As the resident data scientist, I get to do a lot of interesting things, mostly centered around understanding how to make our platform better for our publishers and their customers. But for our last hack day, I was looking for a way to better understand the content itself. Enter Film Personality.
The ideas stems from something in Brand Strategy called "brand personality," which postulates that there are five major dimensions of personality: Excitement, Sincerity, Competence, Sophistication, and Ruggedness.
Sounds a little hokey, no? While reducing all human traits into five dimensions isn't a great way to describe people, I thought it might serve as a better shorthand for discussing films than the current standard of genre, where the description "Drama" could apply to almost anything (so long as no one is enjoying themselves.)

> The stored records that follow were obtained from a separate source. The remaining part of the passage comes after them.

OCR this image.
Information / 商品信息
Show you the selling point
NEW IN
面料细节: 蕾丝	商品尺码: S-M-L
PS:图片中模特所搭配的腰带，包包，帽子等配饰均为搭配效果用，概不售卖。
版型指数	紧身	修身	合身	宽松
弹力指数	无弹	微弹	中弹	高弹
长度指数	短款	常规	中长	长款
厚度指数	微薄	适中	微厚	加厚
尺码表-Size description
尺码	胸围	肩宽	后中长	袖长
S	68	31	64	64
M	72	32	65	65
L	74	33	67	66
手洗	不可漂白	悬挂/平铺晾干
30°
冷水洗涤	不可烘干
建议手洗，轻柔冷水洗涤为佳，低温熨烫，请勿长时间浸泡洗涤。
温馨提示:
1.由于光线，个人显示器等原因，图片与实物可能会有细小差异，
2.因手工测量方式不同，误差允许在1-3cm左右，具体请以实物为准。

There are a few key elements needed for putting this together: A common language used to describe films, enough people using this common language, and the ability to quickly parse their conversations to extract the key descriptive words. I found it useful to consider critics' reviews as that source of common language. They say similar things about similar types of films, even if they disagree on the quality of the film. The use of words like "exciting," "intelligent," and "imaginative" are still used, even if the critic then follows it up by saying, "but I still hated this movie."
I figured the simplest way to test this out was to use the Rotten Tomatoes API to pull in reviews for a given film and parse those using the lovely Python package Natural Language Toolkit, or NLTK. I'll walk you through a bit of the code, which turned out to be surprisingly simple for an MVP:
The first API call to Rotten Tomatoes returns the JSON of the movie the user requested, based on matching title. It's dependent on two things: 1) the Rotten Tomatoes search, and 2) that the user actually spells the film title correctly. Once we have the movie ID, we call the API again to get the reviews.
Once we get the JSON containing the review snippets, we need to tokenize the parts of speech using NLTK. This returns a list of tuples, each containing an individual word paired with an identifier ('NN' for nouns, 'VB' for verb, etc.) The parts of speech that will be most descriptive of the film's personality are verbs in the gerund form, that is ending in "-ing," and adjectives.
In order to associate these words with the film dimensions we defined earlier, I created a small dictionary including some seed words and added synonyms from NTLK's Wordnet synonym set. I also removed the words "good" and "bad" because that's, like, your opinion, man.
What we get when we run all this madness is a list of descriptive words from the reviews, and a score for each of the five dimensions. While this is currently nothing more than a proof of concept, it shows that we can mine this data for specific words, link those words to personality dimensions, and that this dimensions actually align with our conceptions of the films that are input.
There are definitely areas for improvement. The dictionary needs to be much larger to account for more words, and I would love to bring in full reviews rather than just the snippets from Rotten Tomatoes. Hopefully these iterations will show that there is a better way to define films, and that perhaps film personality is it.